Collection Initializiation in Java

There is this so called „double brace“ pattern for initializing collection. We will see if it should be a pattern or an anti-pattern later on…

The idea is that we should consider the whole initializion of a collection one big operation. In other languages we write something like
[element1 element2 element3]
or
[element1, element2, element3]
for array-like collections and
{key1 val1, key2 val2, key3 val3}
or
{key1 => val1, key2 => val2, key3 => val3}.
Java could not do it so well until Java 9, but actually there was a way to construct sets and lists:
Arrays.asList(element1, element2, element3);
or
new HashSet<>(Arrays.asList(element1, element2, element3));.
Do not ask about immutability (or unmodifyability), which is not very well solved in the standard java library until now, unless you are willing to take a look into Guava, which we will in another article… Let us stick with Java’s own facilities for today.

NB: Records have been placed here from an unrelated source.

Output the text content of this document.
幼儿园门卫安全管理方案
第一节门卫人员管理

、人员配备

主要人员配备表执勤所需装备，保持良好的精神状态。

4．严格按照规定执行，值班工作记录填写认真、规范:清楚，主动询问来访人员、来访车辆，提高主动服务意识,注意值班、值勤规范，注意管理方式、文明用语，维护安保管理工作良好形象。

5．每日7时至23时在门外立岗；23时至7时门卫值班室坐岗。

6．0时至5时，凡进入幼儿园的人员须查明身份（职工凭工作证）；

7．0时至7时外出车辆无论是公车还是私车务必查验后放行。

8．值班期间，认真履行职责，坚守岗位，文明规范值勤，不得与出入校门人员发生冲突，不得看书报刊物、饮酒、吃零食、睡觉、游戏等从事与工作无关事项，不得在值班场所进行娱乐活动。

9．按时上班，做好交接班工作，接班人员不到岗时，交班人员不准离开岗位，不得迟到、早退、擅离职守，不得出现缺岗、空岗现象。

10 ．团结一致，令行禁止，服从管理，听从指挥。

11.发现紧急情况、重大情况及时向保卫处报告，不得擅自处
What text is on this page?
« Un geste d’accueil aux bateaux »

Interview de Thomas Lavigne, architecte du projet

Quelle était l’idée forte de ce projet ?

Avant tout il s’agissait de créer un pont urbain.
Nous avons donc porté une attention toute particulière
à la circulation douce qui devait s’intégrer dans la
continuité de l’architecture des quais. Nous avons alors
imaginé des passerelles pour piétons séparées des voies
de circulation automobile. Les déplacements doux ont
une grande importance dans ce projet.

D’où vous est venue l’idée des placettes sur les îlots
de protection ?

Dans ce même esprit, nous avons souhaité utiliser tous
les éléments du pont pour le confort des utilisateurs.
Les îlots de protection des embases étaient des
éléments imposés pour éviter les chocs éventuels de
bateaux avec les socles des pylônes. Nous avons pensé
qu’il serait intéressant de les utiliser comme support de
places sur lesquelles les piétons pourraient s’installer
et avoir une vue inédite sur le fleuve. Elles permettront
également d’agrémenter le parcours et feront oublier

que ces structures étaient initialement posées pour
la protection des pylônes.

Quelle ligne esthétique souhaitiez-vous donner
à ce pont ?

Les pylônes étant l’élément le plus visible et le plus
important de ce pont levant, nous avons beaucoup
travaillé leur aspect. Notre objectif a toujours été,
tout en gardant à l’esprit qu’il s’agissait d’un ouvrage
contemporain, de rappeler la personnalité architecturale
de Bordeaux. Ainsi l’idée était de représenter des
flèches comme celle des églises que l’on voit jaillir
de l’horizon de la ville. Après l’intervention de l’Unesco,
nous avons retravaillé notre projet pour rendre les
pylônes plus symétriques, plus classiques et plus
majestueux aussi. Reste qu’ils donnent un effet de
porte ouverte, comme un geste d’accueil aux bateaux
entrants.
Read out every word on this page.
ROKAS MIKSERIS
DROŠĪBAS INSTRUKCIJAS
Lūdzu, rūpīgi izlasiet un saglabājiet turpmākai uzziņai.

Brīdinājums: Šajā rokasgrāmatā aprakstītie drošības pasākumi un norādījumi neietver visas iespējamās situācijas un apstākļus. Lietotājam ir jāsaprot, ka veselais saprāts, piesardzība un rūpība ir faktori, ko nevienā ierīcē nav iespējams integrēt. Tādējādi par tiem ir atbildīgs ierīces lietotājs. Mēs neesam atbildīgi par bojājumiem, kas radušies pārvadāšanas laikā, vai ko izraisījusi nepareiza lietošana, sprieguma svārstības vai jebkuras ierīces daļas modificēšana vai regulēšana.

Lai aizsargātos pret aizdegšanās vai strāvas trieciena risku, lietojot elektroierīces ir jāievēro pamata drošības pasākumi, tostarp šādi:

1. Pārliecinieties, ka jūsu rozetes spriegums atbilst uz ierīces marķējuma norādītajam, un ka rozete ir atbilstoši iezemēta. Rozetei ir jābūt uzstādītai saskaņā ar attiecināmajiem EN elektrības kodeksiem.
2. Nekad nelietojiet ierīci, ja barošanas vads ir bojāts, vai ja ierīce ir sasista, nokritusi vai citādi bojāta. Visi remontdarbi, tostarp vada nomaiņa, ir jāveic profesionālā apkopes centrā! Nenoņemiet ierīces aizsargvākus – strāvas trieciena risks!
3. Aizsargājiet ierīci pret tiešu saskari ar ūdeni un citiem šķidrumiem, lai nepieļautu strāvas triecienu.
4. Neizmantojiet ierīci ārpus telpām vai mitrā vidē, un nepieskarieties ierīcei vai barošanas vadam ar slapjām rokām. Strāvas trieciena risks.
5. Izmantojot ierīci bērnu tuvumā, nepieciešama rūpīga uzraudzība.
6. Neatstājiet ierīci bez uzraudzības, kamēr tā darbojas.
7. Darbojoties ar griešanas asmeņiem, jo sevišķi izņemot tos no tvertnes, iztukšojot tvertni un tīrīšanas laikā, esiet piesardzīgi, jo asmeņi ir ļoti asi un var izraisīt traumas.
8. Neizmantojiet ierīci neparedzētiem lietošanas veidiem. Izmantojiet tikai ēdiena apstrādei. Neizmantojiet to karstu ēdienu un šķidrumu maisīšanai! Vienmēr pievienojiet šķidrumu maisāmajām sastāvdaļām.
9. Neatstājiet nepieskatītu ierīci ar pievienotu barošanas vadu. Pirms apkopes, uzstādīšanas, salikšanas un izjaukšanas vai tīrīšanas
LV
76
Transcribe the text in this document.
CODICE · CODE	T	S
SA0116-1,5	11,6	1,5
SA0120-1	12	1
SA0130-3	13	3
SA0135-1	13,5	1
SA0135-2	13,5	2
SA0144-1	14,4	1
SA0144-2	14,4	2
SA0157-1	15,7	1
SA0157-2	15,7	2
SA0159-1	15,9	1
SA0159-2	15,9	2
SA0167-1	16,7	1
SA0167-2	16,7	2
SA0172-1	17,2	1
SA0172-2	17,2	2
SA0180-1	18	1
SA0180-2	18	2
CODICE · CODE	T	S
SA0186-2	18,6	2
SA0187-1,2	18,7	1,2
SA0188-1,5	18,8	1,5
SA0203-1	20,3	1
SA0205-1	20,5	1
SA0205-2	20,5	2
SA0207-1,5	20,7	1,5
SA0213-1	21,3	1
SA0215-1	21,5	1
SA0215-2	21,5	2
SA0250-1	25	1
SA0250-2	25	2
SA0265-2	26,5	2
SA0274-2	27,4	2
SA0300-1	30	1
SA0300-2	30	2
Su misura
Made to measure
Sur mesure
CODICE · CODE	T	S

So the double brace pattern would be something like this:

import java.util.*;

public class D {
    public static void main(String[] args) {
        List<String> l = new ArrayList<String>() {{
                add("abc");
                add("def");
                add("uvw");
            }};
        System.out.println("l=" + l);

        Set<String> s = new HashSet<String>() {{
                add("1A2");
                add("2B707");
                add("3DD");
            }};
        System.out.println("s=" + s);

        Map<String, String> m = new HashMap<String, String>() {{
                put("k1", "v1");
                put("k2", "v2");
                put("k3", "v3");
            }};
        System.out.println("m=" + m);
    }
}

What does this do?

First of all having an opening brace after the new XXX() creates an anonymous class extending XXX. Then we open the body of the extended class. What is well known to many is that there can be a static {....} section, that is called exactly once for each class. The same applies for a non-static section, which is achieved by omitting the static keyword. This is of course called once for each instance of the class, so in this case it will be called after the constructor of the base class and serves kind of as a replacement for the constructor. To make it look cooler the two pairs of braces are placed together.

It is not so magic, but it creates a lot of overhead by creating anonymous classes with no real additional functionality just for the sake of an initialization. It is even worse, because these anonymous inner classes are not static, so they actually can refer to their surrounding instance. They do not make use of this, but anyway they carry a reference to their surrounding class which might be a very serious problem for serialization, if that is used. And for garbage collection. So please consider the double-brace-initialization as an anti-pattern. Others have blogged about this too…

There are more legitimate ways to group the initialization together. You can put the initialization into a static method and call that. Or you could group it with single braces, just to indicate the grouping. This is a bit unusual, but at least correct:

import java.util.*;

public class E {
    public static void main(String[] args) {
        List<String> l = new ArrayList<String>();
        {
            l.add("abc");
            l.add("def");
            l.add("uvw");
        }
        System.out.println("l=" + l);

        Set<String> s = new HashSet<String>();
        {
            s.add("1A2");
            s.add("2B707");
            s.add("3DD");
        }
        System.out.println("s=" + s);

        Map<String, String> m = new HashMap<String, String>();
        {
            m.put("k1", "v1");
            m.put("k2", "v2");
            m.put("k3", "v3");
        }
        System.out.println("m=" + m);
    }
}

While the first two can somehow be written using Arrays.asList(...), now in Java 9 there are nicer ways for writing all three using List.of("abc", "def", "uvw");, Set.of("1A2", "2B707", "3DD"); and Map.of("k1", "v1", "k2", "v2", "k3", "v3");, which is recommended over any other way because there are some additional runtime and compile time checks and because these are efficient immutable collections. This has been blogged about too.

The aspect of immutability which we should consider today, is not very well covered by the java collections (apart from the new internal one for the new factory methods. Wrapping in Collections.unmodifyableXXX(...) is a bit of overhead in terms of code, memory and CPU-usage but it does not give a guarantee that the collection wrapped into this is actually not being modified elsewhere.